PEMBERDAYAAN MASYARAKAT MELALUI PENANAMAN TANAMAN OBAT KELUARGA (TOGA) DI NAGARI TANJUANG BUNGO SEBAGAI UPAYA MEWUJUDKAN KEMANDIRIAN KESEHATAN KELUARGA
Abstract
Penelitian ini bertujuan untuk menganalisis pemberdayaan masyarakat melalui penanaman Tanaman Obat Keluarga (TOGA) di Nagari Tanjuang Bungo, Kecamatan Suliki, Kabupaten Lima Puluh Kota sebagai upaya untuk meningkatkan kemandirian kesehatan keluarga. Masalah utama yang diteliti adalah rendahnya tingkat pemahaman masyarakat tentang penggunaan tanaman obat untuk kesehatan serta ketergantungan yang tinggi pada obat kimia. Metode penelitian yang digunakan adalah pendekatan deskriptif kualitatif dengan observasi langsung di lapangan untuk mengamati penerimaan masyarakat terhadap program TOGA dan dampaknya terhadap kesehatan keluarga.
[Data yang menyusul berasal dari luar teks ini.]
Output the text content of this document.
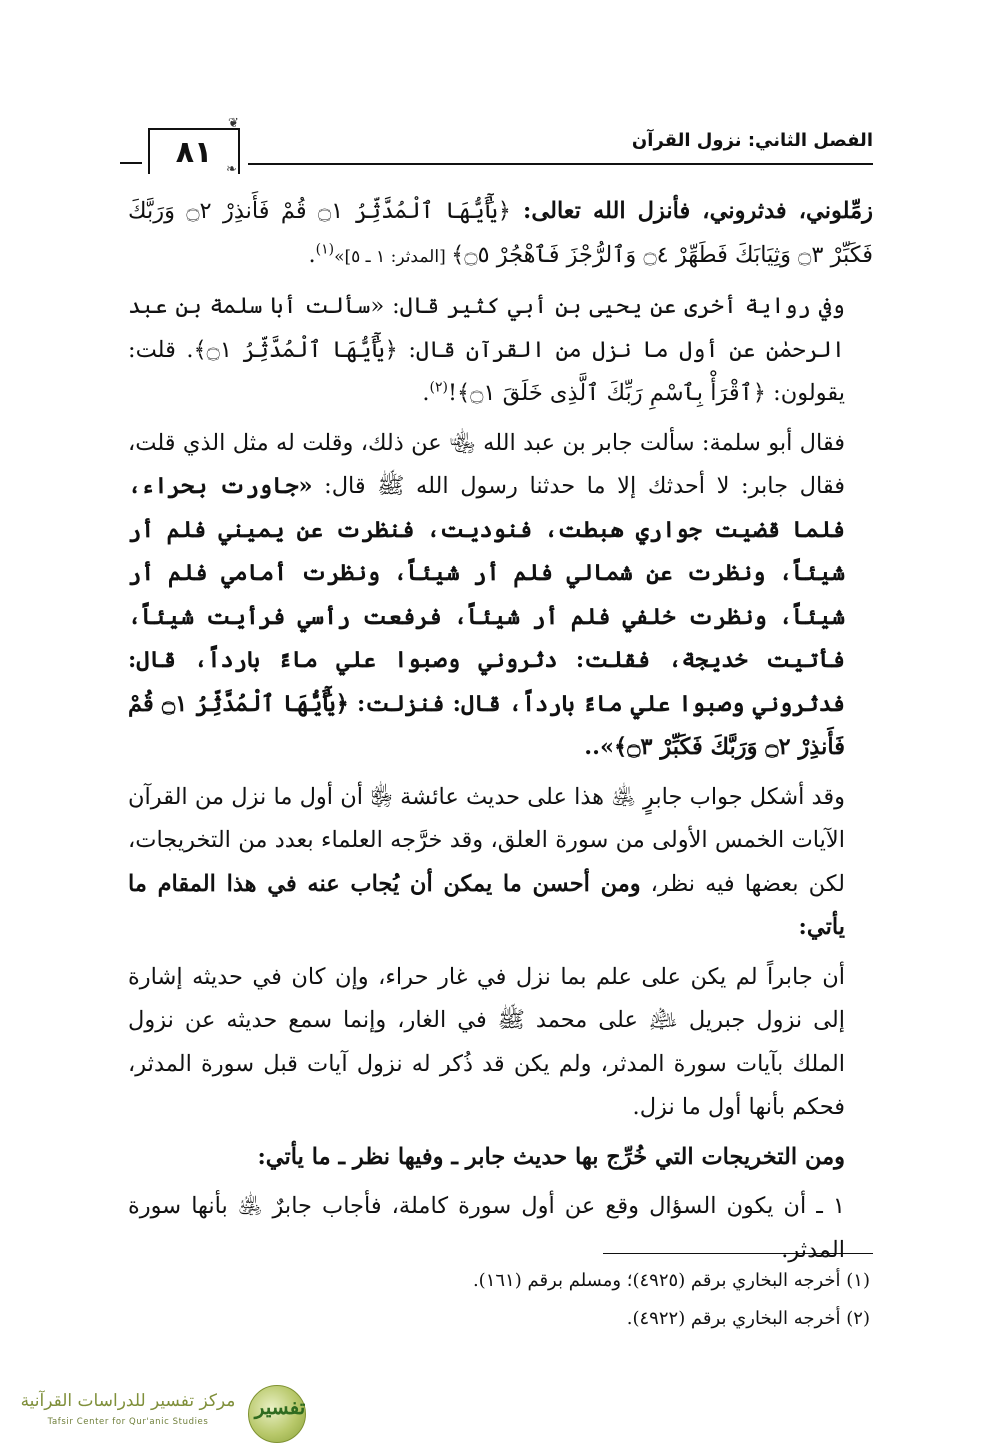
الفصل الثاني: نزول القرآن
٨١
❦
❧

زمِّلوني، فدثروني، فأنزل الله تعالى: ﴿يَٰٓأَيُّهَا ٱلْمُدَّثِّرُ ۝١ قُمْ فَأَنذِرْ ۝٢ وَرَبَّكَ فَكَبِّرْ ۝٣ وَثِيَابَكَ فَطَهِّرْ ۝٤ وَٱلرُّجْزَ فَٱهْجُرْ ۝٥﴾ [المدثر: ١ ـ ٥]»$^{(١)}$.

وفي رواية أخرى عن يحيى بن أبي كثير قال: «سألت أبا سلمة بن عبد الرحمٰن عن أول ما نزل من القرآن قال: ﴿يَٰٓأَيُّهَا ٱلْمُدَّثِّرُ ۝١﴾. قلت: يقولون: ﴿ٱقْرَأْ بِٱسْمِ رَبِّكَ ٱلَّذِى خَلَقَ ۝١﴾!$^{(٢)}$.

فقال أبو سلمة: سألت جابر بن عبد الله ﵄ عن ذلك، وقلت له مثل الذي قلت، فقال جابر: لا أحدثك إلا ما حدثنا رسول الله ﷺ قال: «جاورت بحراء، فلما قضيت جواري هبطت، فنوديت، فنظرت عن يميني فلم أر شيئاً، ونظرت عن شمالي فلم أر شيئاً، ونظرت أمامي فلم أر شيئاً، ونظرت خلفي فلم أر شيئاً، فرفعت رأسي فرأيت شيئاً، فأتيت خديجة، فقلت: دثروني وصبوا علي ماءً بارداً، قال: فدثروني وصبوا علي ماءً بارداً، قال: فنزلت: ﴿يَٰٓأَيُّهَا ٱلْمُدَّثِّرُ ۝١ قُمْ فَأَنذِرْ ۝٢ وَرَبَّكَ فَكَبِّرْ ۝٣﴾»..

وقد أشكل جواب جابرٍ ﵁ هذا على حديث عائشة ﵂ أن أول ما نزل من القرآن الآيات الخمس الأولى من سورة العلق، وقد خرَّجه العلماء بعدد من التخريجات، لكن بعضها فيه نظر، ومن أحسن ما يمكن أن يُجاب عنه في هذا المقام ما يأتي:

أن جابراً لم يكن على علم بما نزل في غار حراء، وإن كان في حديثه إشارة إلى نزول جبريل ﵇ على محمد ﷺ في الغار، وإنما سمع حديثه عن نزول الملك بآيات سورة المدثر، ولم يكن قد ذُكر له نزول آيات قبل سورة المدثر، فحكم بأنها أول ما نزل.

ومن التخريجات التي خُرِّج بها حديث جابر ـ وفيها نظر ـ ما يأتي:

١ ـ أن يكون السؤال وقع عن أول سورة كاملة، فأجاب جابرٌ ﵁ بأنها سورة المدثر.

(١) أخرجه البخاري برقم (٤٩٢٥)؛ ومسلم برقم (١٦١).
(٢) أخرجه البخاري برقم (٤٩٢٢).
تفسير
مركز تفسير للدراسات القرآنية
Tafsir Center for Qur'anic Studies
Hasil penelitian menunjukkan bahwa penerimaan masyarakat terhadap program TOGA sangat positif, dan banyak keluarga mulai mengurangi ketergantungan pada obat kimia dengan memanfaatkan tanaman obat sebagai alternatif pengobatan. Namun, terdapat kendala seperti kurangnya pengetahuan tentang perawatan tanaman obat dan terbatasnya sumber daya yang tersedia. Program ini menunjukkan potensi yang besar dalam menciptakan kemandirian kesehatan keluarga, meskipun perbaikan dalam pelatihan dan penyediaan sumber daya masih diperlukan. Kesimpulannya, TOGA merupakan solusi yang efektif untuk meningkatkan kesehatan keluarga secara mandiri dan dapat dikembangkan lebih lanjut di daerah lain.
Kata kunci: kemandirian kesehatan keluarga, pemanfaatan TOGA, tanaman obat keluarga, pemberdayaan masyarakat.